The joke, for anyone else here who isn't a book nerd (my wife is), is that now whenever an old author dies with unfinished work, or hasn't finished their work (that's you, George!) people make a joke "Just let Brandon Sanderson finish it!" because Mr. Sanderson is an absolute writing beast, he's a "100x writer" if there ever was one and he is working on (or finished?) a book series[0] by a now-dead author and most people think he made it better.
I'm flattered, but have no idea where that came from. While I have implemented some interesting data structures and algorithms in my time, I don't consider myself a "Computer Scientist" or algorithms expert. However, I did work with Knuth in the 1980s, and am in a group photo in his "Digital Typography" book. I agree with all the nice things people have said about him.
I was thinking the same thing when I clicked on the comments. I somewhat expect this will be the last volume in the series, so one could now hope to buy a "complete" set. I would love to revisit and explore all of the material using modern programming languages.
One might hope that he can at least complete 4C such that volume 4 is complete. I am skeptical that volume 5 or later will see the light of day, But I also cannot predict the future.

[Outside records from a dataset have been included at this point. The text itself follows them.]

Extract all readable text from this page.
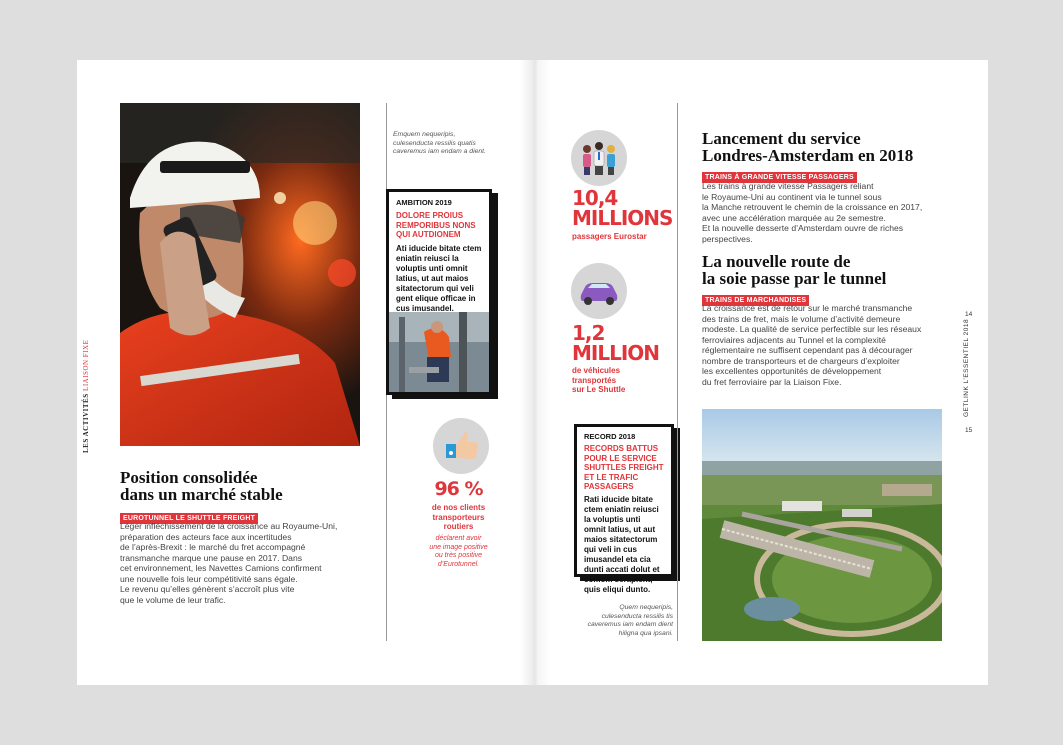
LES ACTIVITÉS LIAISON FIXE
Emquem nequeripis, culesenducta ressilis quatis caveremus iam endam a dient.
AMBITION 2019
DOLORE PROIUS REMPORIBUS NONS QUI AUTDIONEM
Ati iducide bitate ctem eniatin reiusci la voluptis unti omnit latius, ut aut maios sitatectorum qui veli gent elique officae in cus imusandel.
96 %
de nos clients
transporteurs
routiers
déclarent avoir
une image positive
ou très positive
d’Eurotunnel.
Position consolidée
dans un marché stable
EUROTUNNEL LE SHUTTLE FREIGHT
Léger infléchissement de la croissance au Royaume-Uni,
préparation des acteurs face aux incertitudes
de l’après-Brexit : le marché du fret accompagné
transmanche marque une pause en 2017. Dans
cet environnement, les Navettes Camions confirment
une nouvelle fois leur compétitivité sans égale.
Le revenu qu’elles génèrent s’accroît plus vite
que le volume de leur trafic.
10,4
MILLIONS
passagers Eurostar
1,2
MILLION
de véhicules
transportés
sur Le Shuttle
RECORD 2018
RECORDS BATTUS POUR LE SERVICE SHUTTLES FREIGHT ET LE TRAFIC PASSAGERS
Rati iducide bitate ctem eniatin reiusci la voluptis unti omnit latius, ut aut maios sitatectorum qui veli in cus imusandel eta cia dunti accati dolut et comom serapient, quis eliqui dunto.
Quem nequeripis, culesenducta ressilis tis caveremus iam endam dient hiligna qua ipsani.
Lancement du service
Londres-Amsterdam en 2018
TRAINS À GRANDE VITESSE PASSAGERS
Les trains à grande vitesse Passagers reliant
le Royaume-Uni au continent via le tunnel sous
la Manche retrouvent le chemin de la croissance en 2017,
avec une accélération marquée au 2e semestre.
Et la nouvelle desserte d’Amsterdam ouvre de riches
perspectives.
La nouvelle route de
la soie passe par le tunnel
TRAINS DE MARCHANDISES
La croissance est de retour sur le marché transmanche
des trains de fret, mais le volume d’activité demeure
modeste. La qualité de service perfectible sur les réseaux
ferroviaires adjacents au Tunnel et la complexité
réglementaire ne suffisent cependant pas à décourager
nombre de transporteurs et de chargeurs d’exploiter
les excellentes opportunités de développement
du fret ferroviaire par la Liaison Fixe.
14
GETLINK L’ESSENTIEL 2018
15
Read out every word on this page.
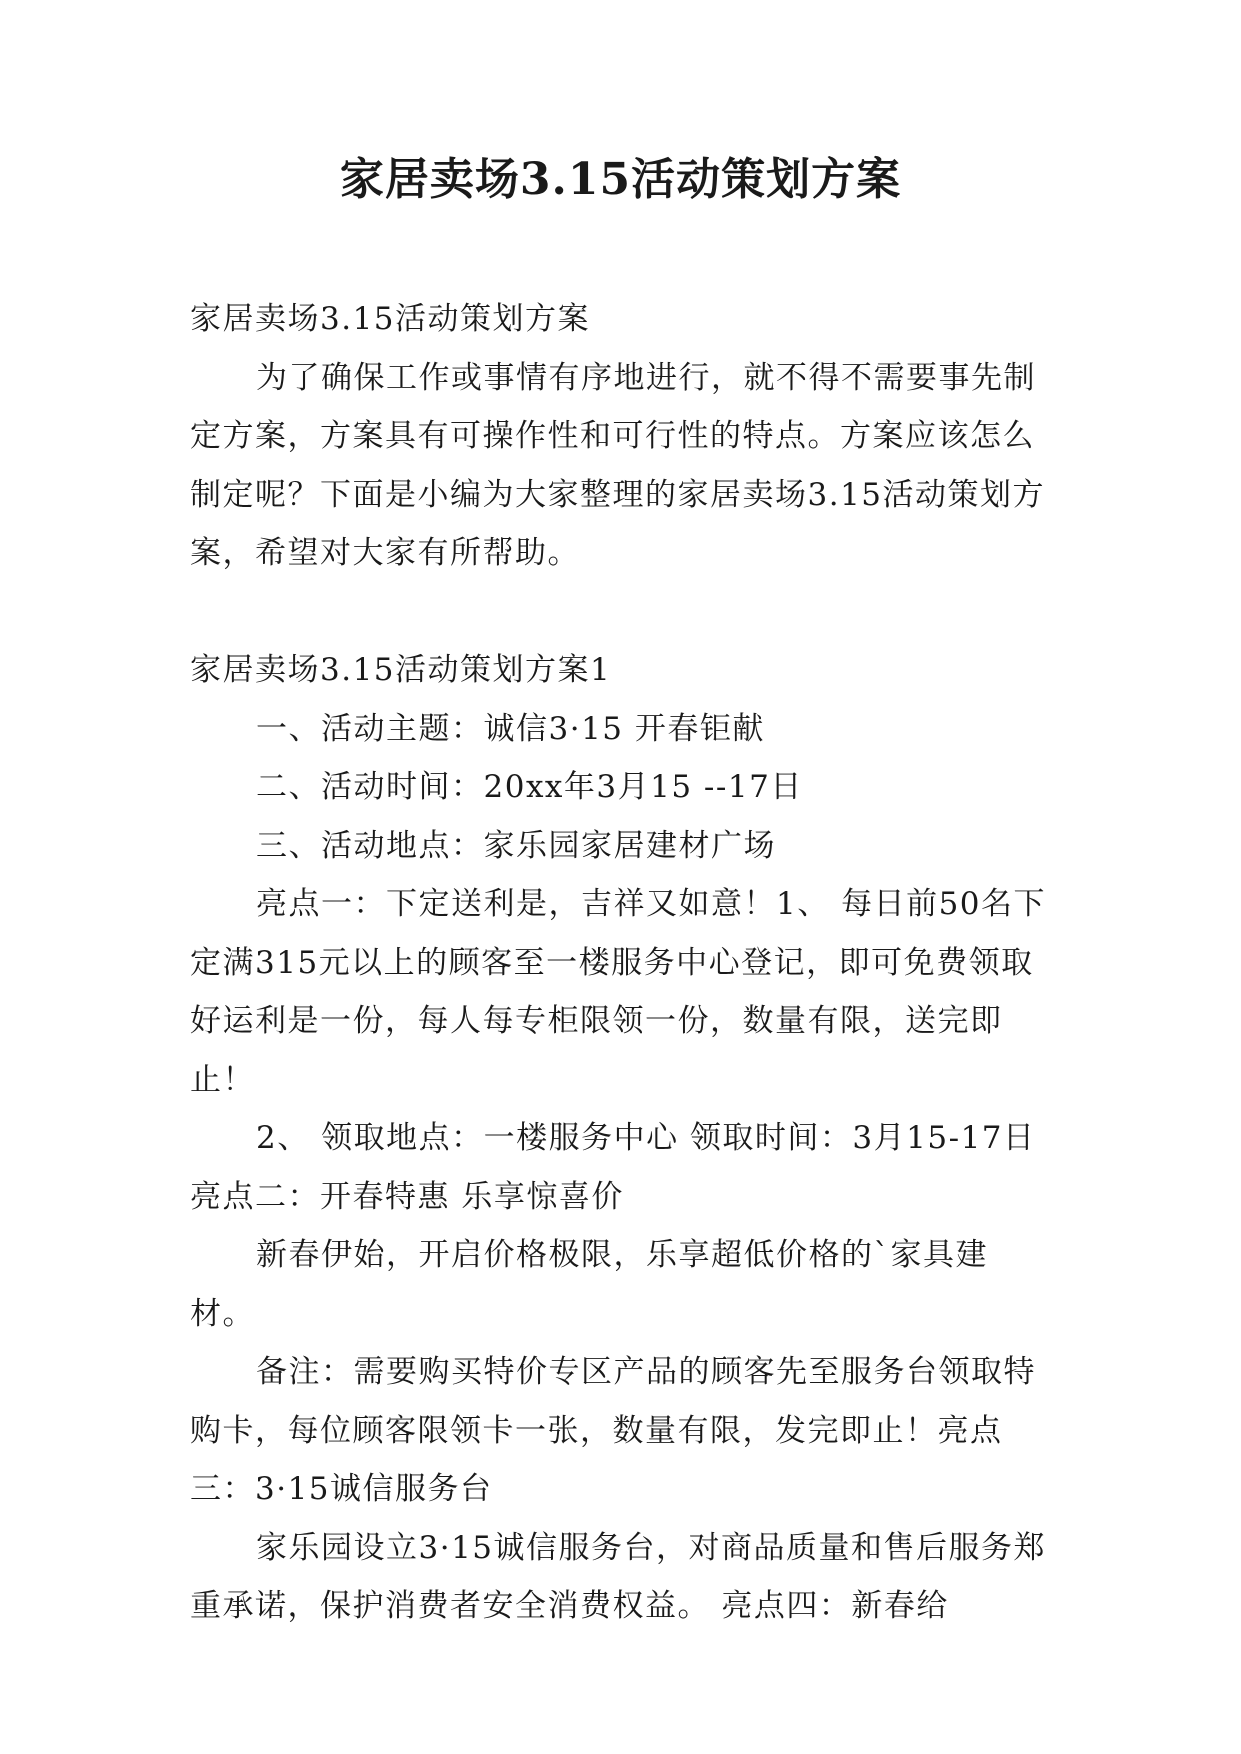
家居卖场3.15活动策划方案

家居卖场3.15活动策划方案

为了确保工作或事情有序地进行，就不得不需要事先制定方案，方案具有可操作性和可行性的特点。方案应该怎么制定呢？下面是小编为大家整理的家居卖场3.15活动策划方案，希望对大家有所帮助。

家居卖场3.15活动策划方案1

一、活动主题：诚信3·15 开春钜献

二、活动时间：20xx年3月15 --17日

三、活动地点：家乐园家居建材广场

亮点一：下定送利是，吉祥又如意！1、 每日前50名下定满315元以上的顾客至一楼服务中心登记，即可免费领取好运利是一份，每人每专柜限领一份，数量有限，送完即止！

2、 领取地点：一楼服务中心 领取时间：3月15-17日

亮点二：开春特惠 乐享惊喜价

新春伊始，开启价格极限，乐享超低价格的`家具建材。

备注：需要购买特价专区产品的顾客先至服务台领取特购卡，每位顾客限领卡一张，数量有限，发完即止！亮点三：3·15诚信服务台

家乐园设立3·15诚信服务台，对商品质量和售后服务郑重承诺，保护消费者安全消费权益。 亮点四：新春给
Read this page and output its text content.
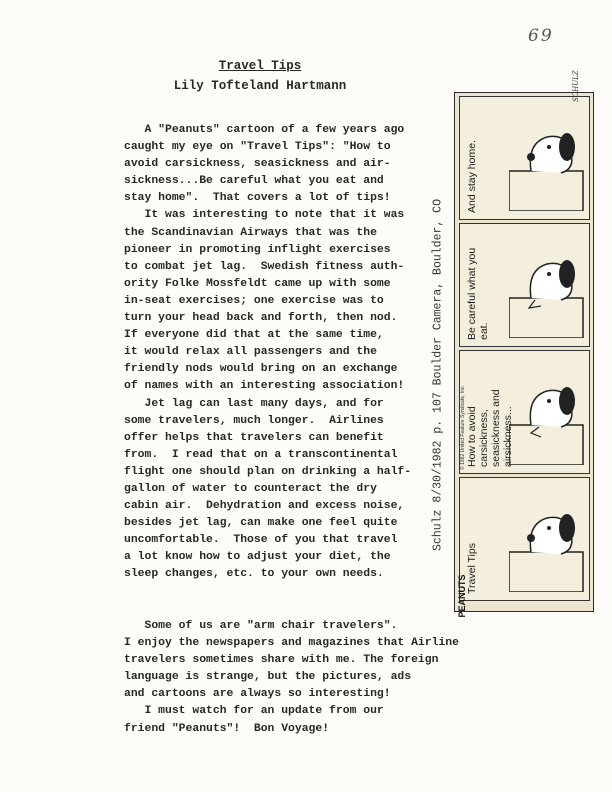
69
Travel Tips
Lily Tofteland Hartmann
A "Peanuts" cartoon of a few years ago
caught my eye on "Travel Tips": "How to
avoid carsickness, seasickness and air-
sickness...Be careful what you eat and
stay home".  That covers a lot of tips!
It was interesting to note that it was
the Scandinavian Airways that was the
pioneer in promoting inflight exercises
to combat jet lag.  Swedish fitness auth-
ority Folke Mossfeldt came up with some
in-seat exercises; one exercise was to
turn your head back and forth, then nod.
If everyone did that at the same time,
it would relax all passengers and the
friendly nods would bring on an exchange
of names with an interesting association!
Jet lag can last many days, and for
some travelers, much longer.  Airlines
offer helps that travelers can benefit
from.  I read that on a transcontinental
flight one should plan on drinking a half-
gallon of water to counteract the dry
cabin air.  Dehydration and excess noise,
besides jet lag, can make one feel quite
uncomfortable.  Those of you that travel
a lot know how to adjust your diet, the
sleep changes, etc. to your own needs.
Some of us are "arm chair travelers".
I enjoy the newspapers and magazines that Airline
travelers sometimes share with me. The foreign
language is strange, but the pictures, ads
and cartoons are always so interesting!
I must watch for an update from our
friend "Peanuts"!  Bon Voyage!
Schulz 8/30/1982 p. 107 Boulder Camera, Boulder, CO
And stay home.
Be careful what you eat.
How to avoid carsickness, seasickness and airsickness...
Travel Tips
SCHULZ
© 1982 United Feature Syndicate, Inc.
PEANUTS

This comment made me check the history of the official TAOCP page [1] through the Wayback Machine. Volume 5 was estimated to be ready in 2009 at the very first snapshot (1997), in 2010 by 2003, in 2015 by 2007, in 2020 by 2010, in 2025 by 2015 which is the latest estimate today. At the first glance this looks like an eternal "10 years later", but note that that estimate didn't change since 2015 and the 2025 estimate is now only 3 years away. Does this mean that Knuth does plan to publish anything related to Volume 5 by that time?
Same - it's just a joy dropping into some random section and reading through, but my copies are a little abused by that practice. I'd love to have a second set for aesthetics and display.